Low participation leads to the elimination of North Central’s multicultural worship teams
Soulful Praize and Worship Live World, North Central’s music teams devoted to multiethnic worship styles, will not be offered following this semester.
The students involved in Soulful Praize were notified of the discontinuation Feb. 11 via a text message from the director and founder of the group, Marquel McGhee.
Today, McGhee announced the cessation to his Facebook following. “Well, it’s the end of an era,” he wrote. “I am so grateful for the many, many years I had the opportunity to teach.”
As a student, McGhee began a Gospel choir at North Central in 2002 and began Soulful Praize under the direction of current dean of the music, Larry Bach. McGhee was hired as an adjunct professor and became the director of Soulful Praize in 2007. He has since been leading the group that is often filled with ethnically diverse students.
Bach sees the discontinuation as a practicality stemming from a lack of interest. “There used to be over 20 people wanting to be in Soulful Praize every year. This year, we have six people who signed up for an audition,” Bach said. “I’ll hate not having the group, but there just has to be more interest.”
This year, approximately 60 people noted interest in the general Worship Live teams, while only six vocalists signed up to audition for Soulful Praize or Worship Live World, according to Bach.
In a Facebook post, Jordan Hays, the current drummer for both Worship Live World and Soulful Praize, called this “an unfortunate end to a great legacy.”
Soulful Praize singer Callie Shehorn had similar sentiments. “I loved learning about different cultures across the world and singing music [from] other countries,” she said in a Facebook post. “I am saddened to see it not be part of North Central anymore, but am so blessed to have been part of such an incredible team.”

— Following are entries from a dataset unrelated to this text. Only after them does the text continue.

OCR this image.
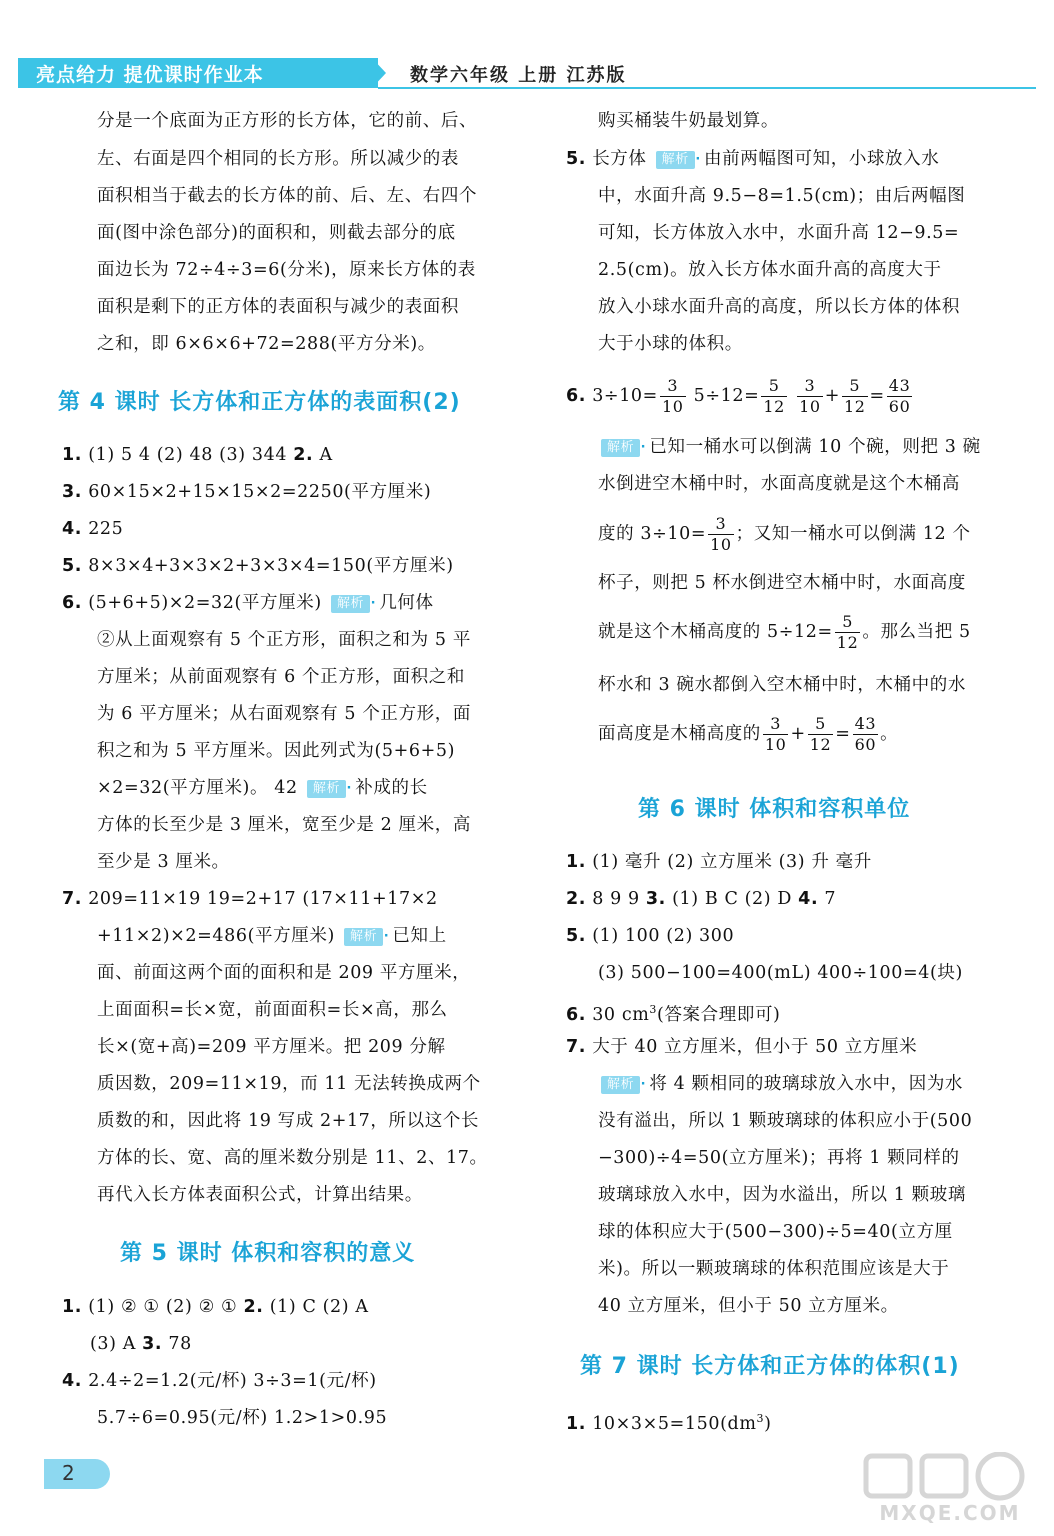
亮点给力 提优课时作业本	数学六年级 上册 江苏版
分是一个底面为正方形的长方体，它的前、后、
左、右面是四个相同的长方形。所以减少的表
面积相当于截去的长方体的前、后、左、右四个
面(图中涂色部分)的面积和，则截去部分的底
面边长为 72÷4÷3=6(分米)，原来长方体的表
面积是剩下的正方体的表面积与减少的表面积
之和，即 6×6×6+72=288(平方分米)。
第 4 课时 长方体和正方体的表面积(2)
1. (1) 5 4 (2) 48 (3) 344 2. A
3. 60×15×2+15×15×2=2250(平方厘米)
4. 225
5. 8×3×4+3×3×2+3×3×4=150(平方厘米)
6. (5+6+5)×2=32(平方厘米) 解析 · 几何体
②从上面观察有 5 个正方形，面积之和为 5 平
方厘米；从前面观察有 6 个正方形，面积之和
为 6 平方厘米；从右面观察有 5 个正方形，面
积之和为 5 平方厘米。因此列式为(5+6+5)
×2=32(平方厘米)。 42 解析 · 补成的长
方体的长至少是 3 厘米，宽至少是 2 厘米，高
至少是 3 厘米。
7. 209=11×19 19=2+17 (17×11+17×2
+11×2)×2=486(平方厘米) 解析 · 已知上
面、前面这两个面的面积和是 209 平方厘米，
上面面积=长×宽，前面面积=长×高，那么
长×(宽+高)=209 平方厘米。把 209 分解
质因数，209=11×19，而 11 无法转换成两个
质数的和，因此将 19 写成 2+17，所以这个长
方体的长、宽、高的厘米数分别是 11、2、17。
再代入长方体表面积公式，计算出结果。
第 5 课时 体积和容积的意义
1. (1) ② ① (2) ② ① 2. (1) C (2) A
(3) A 3. 78
4. 2.4÷2=1.2(元/杯) 3÷3=1(元/杯)
5.7÷6=0.95(元/杯) 1.2>1>0.95
购买桶装牛奶最划算。
5. 长方体 解析 · 由前两幅图可知，小球放入水
中，水面升高 9.5−8=1.5(cm)；由后两幅图
可知，长方体放入水中，水面升高 12−9.5=
2.5(cm)。放入长方体水面升高的高度大于
放入小球水面升高的高度，所以长方体的体积
大于小球的体积。
6. $3\div 10= \frac{3}{10} 5\div 12= \frac{5}{12}$
$\frac{3}{10} + \frac{5}{12} = \frac{43}{60}$
解析 · 已知一桶水可以倒满 10 个碗，则把 3 碗
水倒进空木桶中时，水面高度就是这个木桶高
度的 $3\div 10= \frac{3}{10}$ ；又知一桶水可以倒满 12 个
杯子，则把 5 杯水倒进空木桶中时，水面高度
就是这个木桶高度的 $5\div 12= \frac{5}{12}$ 。那么当把 5
杯水和 3 碗水都倒入空木桶中时，木桶中的水
面高度是木桶高度的 $\frac{3}{10} + \frac{5}{12} = \frac{43}{60}$ 。
第 6 课时 体积和容积单位
1. (1) 毫升 (2) 立方厘米 (3) 升 毫升
2. 8 9 9 3. (1) B C (2) D 4. 7
5. (1) 100 (2) 300
(3) 500−100=400(mL) 400÷100=4(块)
6. 30 $cm^3$(答案合理即可)
7. 大于 40 立方厘米，但小于 50 立方厘米
解析 · 将 4 颗相同的玻璃球放入水中，因为水
没有溢出，所以 1 颗玻璃球的体积应小于(500
−300)÷4=50(立方厘米)；再将 1 颗同样的
玻璃球放入水中，因为水溢出，所以 1 颗玻璃
球的体积应大于(500−300)÷5=40(立方厘
米)。所以一颗玻璃球的体积范围应该是大于
40 立方厘米，但小于 50 立方厘米。
第 7 课时 长方体和正方体的体积(1)
1. $10\times 3\times 5=150(dm^3)$
2
MXQE.COM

Other students are responding to the cut by claiming the music department is eliminating cultural awareness. “If North Central is wanting to expand cultural diversity, why are we stripping the student body of experiencing multicultural worship styles?” Worship Live World singer Anissa Godfrey said. “We need to be creating an entire cultural body. We can’t just pick and choose which parts of our school we want to be diverse.”
Bach, however, does not see this as a matter of eliminating diversity. “This has nothing to do with race,” Bach said. “My favorite genre is Gospel, but I can’t force people to participate in the group. If people want this group, they need to audition.” Next year, other Worship Live teams will be experimenting more with global styles of music, especially Gospel, Bach stated.
The withdrawal of these teams comes only one year after the music department made the decision to eliminate the jazz band, which also happened as a result of extremely low participation.